Akihabara, la ville électrique !
Harajuku
Dans ce quartier se côtoient mode branchée, galeries d’art et cafés sympathiques. C’est le dimanche qu’il faut le visiter, d’abord pour le Coz-Play-Zoku, un mouvement d’adolescentes qui viennent minauder et pique-niquer sur le pont Jingu-bashi dans des accoutrements tous plus bizarres les uns que les autres. Pour ces jeunes marginales qui viennent souvent des villes-dortoirs des alentours, c’est une occasion de se regrouper et d’exprimer leur anticonformisme. Puis, juste à côté, un parc sert de lieu de rendez- vous aux rockabillys japonais ou aux chanteurs du dimanche, qui s’approprient avec cœur (et parfois avec orchestre !) des succès américains des années 1950 ou 1980. Hautement divertissant.

Marché Tsukiji
Le poisson est omniprésent dans la cuisine japonaise : au déjeuner, au dîner et au souper. Tous les produits de la mer que vous dégusterez à Tokyo ont sans doute transité par Tsukiji, le plus grand marché aux poissons du monde.

Il faut y aller à l’aube lorsque l’action est à son comble : le déchargement des poissons, la frénésie des transporteurs, la vente à la criée et la découpe de thons gigantesques.

C’est aussi un endroit idéal pour se régaler de sushis et de sashimis on ne peut plus frais.

Métro de Tokyo
La capitale bat des records de densité — jusqu’à 6000 habitants au kilomètre carré — et pourtant, la qualité de l’air ferait l’envie de bien des villes.

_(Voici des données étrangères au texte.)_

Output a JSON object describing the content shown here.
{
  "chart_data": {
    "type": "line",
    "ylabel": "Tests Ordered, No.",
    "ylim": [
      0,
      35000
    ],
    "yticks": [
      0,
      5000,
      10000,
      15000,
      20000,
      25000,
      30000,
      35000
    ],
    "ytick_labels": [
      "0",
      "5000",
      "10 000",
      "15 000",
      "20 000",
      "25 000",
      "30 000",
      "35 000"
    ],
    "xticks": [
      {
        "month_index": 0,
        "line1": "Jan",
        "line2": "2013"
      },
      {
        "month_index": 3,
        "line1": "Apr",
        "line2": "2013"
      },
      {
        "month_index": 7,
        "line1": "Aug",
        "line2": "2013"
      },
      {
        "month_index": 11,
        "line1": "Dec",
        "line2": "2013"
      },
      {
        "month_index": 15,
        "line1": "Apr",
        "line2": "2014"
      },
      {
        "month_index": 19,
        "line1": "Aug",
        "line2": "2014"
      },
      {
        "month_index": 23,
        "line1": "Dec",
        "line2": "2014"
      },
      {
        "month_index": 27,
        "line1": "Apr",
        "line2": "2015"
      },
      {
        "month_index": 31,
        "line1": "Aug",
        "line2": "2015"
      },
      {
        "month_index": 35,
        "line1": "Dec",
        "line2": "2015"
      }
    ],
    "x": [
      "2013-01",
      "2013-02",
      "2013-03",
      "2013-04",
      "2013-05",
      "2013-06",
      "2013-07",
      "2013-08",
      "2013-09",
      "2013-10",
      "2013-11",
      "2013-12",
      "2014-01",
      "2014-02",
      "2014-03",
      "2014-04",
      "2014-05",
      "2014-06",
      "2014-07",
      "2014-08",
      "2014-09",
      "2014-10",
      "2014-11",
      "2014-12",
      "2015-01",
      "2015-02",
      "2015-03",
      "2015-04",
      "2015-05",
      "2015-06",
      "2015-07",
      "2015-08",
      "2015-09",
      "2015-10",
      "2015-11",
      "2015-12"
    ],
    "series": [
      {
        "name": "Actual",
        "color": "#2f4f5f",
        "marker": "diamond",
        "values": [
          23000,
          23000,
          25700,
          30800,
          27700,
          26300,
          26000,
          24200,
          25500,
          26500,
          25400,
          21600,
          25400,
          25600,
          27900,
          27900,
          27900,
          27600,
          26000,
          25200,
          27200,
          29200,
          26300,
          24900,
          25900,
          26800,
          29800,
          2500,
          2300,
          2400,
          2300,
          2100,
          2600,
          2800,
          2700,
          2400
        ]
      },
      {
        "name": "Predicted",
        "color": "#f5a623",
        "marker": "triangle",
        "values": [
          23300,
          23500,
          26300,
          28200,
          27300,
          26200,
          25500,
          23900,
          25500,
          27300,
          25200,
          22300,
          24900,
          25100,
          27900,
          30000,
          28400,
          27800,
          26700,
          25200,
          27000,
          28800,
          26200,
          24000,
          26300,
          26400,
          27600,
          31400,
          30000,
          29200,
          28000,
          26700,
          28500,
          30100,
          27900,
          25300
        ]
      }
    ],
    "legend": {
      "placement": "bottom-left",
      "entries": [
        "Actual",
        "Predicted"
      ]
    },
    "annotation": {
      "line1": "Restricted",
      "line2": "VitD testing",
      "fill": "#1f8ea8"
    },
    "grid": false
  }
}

C’est que la majorité des Tokyoïtes se fient au transport en commun, un des plus efficaces du monde : une quinzaine de lignes de métro desservent tout près de 300 stations, dont la plus achalandée, Shinjuku, voit passer jusqu’à trois millions de passagers par jour.

Il faut aussi dire que la voiture est plus lente que le métro, mais surtout beaucoup plus chère à utiliser, d’autant qu’un propriétaire de voiture doit prouver qu’il possède une place de stationnement, une denrée rare.

L’effervescence de Shibuya
Shibuya est un véritable laboratoire pour les futures tendances vestimentaires et musicales. On le comprend vite en flânant dans ce quartier grouillant d’animation, de jour comme de nuit, et chargé de panneaux publicitaires et d’écrans vidéo géants.

C’est ici qu’on trouve le fameux carrefour envahi par les piétons qui se croisent en tous sens.

À l’heure de la pause, on peut grimper au deuxième étage du café du coin, d’où l’on peut contempler, les jours de pluie, les centaines de parapluies qui envahissent l’intersection chaque fois que le feu tombe au vert.